With the Galaxy S8's unveiling yesterday
, we got to take a good look at Samsung's latest UI refresh. Even though most of what we've seen so far is pretty good-looking, one particular problem sticks out like a sore thumb – the emoji are still abhorrent.
These are simply terrible – they feature the very same faux-3D effect that was so prevalent in mid-00's graphic design, even though the rest of Samsung Experience, formerly known as TouchWiz, moved to flat, more stylish design a long time ago. But it's not just that – while we wouldn't go as far as saying any specific emoji implementation looks good (they don't), Samsung's is by far the worst one of the Android bunch.
Granted, keeping the current style, even though it's inconsistent with the rest of the UI, is understandable – there's a ton of already existing emoji, and redesigning them all will certainly take considerable time and effort.

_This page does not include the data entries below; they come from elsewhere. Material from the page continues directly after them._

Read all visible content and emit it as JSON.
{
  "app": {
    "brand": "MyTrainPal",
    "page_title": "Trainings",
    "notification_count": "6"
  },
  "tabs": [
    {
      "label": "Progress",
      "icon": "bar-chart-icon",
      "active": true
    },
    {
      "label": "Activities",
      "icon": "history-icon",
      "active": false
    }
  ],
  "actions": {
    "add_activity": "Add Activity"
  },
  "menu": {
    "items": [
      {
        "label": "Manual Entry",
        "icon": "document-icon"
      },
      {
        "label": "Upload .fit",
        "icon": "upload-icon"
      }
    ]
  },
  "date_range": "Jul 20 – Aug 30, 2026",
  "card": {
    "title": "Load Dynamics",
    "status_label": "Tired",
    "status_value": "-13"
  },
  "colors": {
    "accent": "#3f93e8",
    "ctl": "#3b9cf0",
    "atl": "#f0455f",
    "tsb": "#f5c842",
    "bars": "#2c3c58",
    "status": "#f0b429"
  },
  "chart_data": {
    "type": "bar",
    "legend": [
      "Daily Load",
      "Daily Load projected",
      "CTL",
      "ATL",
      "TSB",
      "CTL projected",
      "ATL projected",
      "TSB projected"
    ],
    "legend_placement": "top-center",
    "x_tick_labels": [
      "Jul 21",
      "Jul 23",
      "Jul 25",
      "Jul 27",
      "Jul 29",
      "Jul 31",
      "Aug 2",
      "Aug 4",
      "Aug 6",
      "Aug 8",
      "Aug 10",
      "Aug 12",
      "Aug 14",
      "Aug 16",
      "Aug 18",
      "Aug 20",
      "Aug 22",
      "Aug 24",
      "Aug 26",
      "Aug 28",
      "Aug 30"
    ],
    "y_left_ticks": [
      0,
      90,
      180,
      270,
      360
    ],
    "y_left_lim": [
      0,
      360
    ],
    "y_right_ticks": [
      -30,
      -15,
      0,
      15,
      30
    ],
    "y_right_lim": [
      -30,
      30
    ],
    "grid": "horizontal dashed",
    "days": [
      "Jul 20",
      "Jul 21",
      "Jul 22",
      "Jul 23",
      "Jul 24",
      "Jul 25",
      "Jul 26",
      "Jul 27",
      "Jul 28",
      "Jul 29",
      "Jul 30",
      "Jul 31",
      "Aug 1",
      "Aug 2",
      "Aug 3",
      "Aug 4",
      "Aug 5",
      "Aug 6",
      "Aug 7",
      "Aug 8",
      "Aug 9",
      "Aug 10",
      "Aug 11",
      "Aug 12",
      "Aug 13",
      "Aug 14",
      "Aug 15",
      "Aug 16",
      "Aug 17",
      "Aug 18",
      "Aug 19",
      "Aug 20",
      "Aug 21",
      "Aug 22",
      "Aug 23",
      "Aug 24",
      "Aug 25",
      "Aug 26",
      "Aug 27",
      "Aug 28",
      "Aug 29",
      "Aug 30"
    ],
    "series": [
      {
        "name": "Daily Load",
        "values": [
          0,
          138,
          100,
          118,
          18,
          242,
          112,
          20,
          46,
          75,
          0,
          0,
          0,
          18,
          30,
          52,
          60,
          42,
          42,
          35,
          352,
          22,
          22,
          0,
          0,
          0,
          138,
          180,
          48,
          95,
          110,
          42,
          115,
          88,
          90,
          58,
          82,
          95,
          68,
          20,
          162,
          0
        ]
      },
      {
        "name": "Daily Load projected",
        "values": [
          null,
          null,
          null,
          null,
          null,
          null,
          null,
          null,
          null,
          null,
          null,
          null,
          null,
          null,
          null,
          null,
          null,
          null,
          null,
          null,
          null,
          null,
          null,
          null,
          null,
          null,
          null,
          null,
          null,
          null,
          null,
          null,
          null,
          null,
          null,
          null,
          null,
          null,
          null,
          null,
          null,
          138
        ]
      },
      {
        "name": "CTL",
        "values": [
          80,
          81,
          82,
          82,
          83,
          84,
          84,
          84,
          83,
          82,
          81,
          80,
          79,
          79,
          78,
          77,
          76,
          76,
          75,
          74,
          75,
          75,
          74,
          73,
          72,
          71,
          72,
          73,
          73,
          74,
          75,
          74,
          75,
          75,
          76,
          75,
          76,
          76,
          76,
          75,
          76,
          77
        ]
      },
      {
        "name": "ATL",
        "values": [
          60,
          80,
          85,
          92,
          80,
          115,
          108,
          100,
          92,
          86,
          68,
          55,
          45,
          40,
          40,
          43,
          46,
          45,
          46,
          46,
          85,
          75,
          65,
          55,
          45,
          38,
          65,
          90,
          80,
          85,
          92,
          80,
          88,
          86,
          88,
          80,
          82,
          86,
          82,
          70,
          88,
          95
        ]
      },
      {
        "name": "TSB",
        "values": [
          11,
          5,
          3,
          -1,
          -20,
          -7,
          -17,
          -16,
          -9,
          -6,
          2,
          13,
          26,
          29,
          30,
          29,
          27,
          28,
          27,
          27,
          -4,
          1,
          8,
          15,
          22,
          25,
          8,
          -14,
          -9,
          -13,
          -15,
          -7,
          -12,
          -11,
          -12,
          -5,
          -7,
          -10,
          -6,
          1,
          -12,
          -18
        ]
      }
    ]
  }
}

On the other hand, there's 646 new Samsung emoji debuting with the S8, and the Unicode standard has many other in the works, so the more the company waits, the worse he problem will become.
There's another explanation, however – what if Samsung's graphic designers actually like
the current emoji? This might actually be the scariest proposition, as it means users will keep on being subjected to monstrosities like Samsung's "Grimacing Face", or the six-fingered "Hand With Index and Middle Fingers Crossed".
Really, the problems with emoji run deeper than just the ugly designs, as just the sheer amount of them is getting a little out of hand. While we're all for diversity, adding six different versions of the same emoji, rather than just use a much simpler raceless, genderless blob, is, frankly, ridiculous. But to each their own – if there wasn't a demand for them, the Unicode Consortium wouldn't be making more and more of them. Regardless, it would be nice if companies like Samsung stopped treating emoji design like an afterthought, as, like it or not, they're widely used everywhere, and we'd prefer not wanting to gouge our eyes out every time we look at one.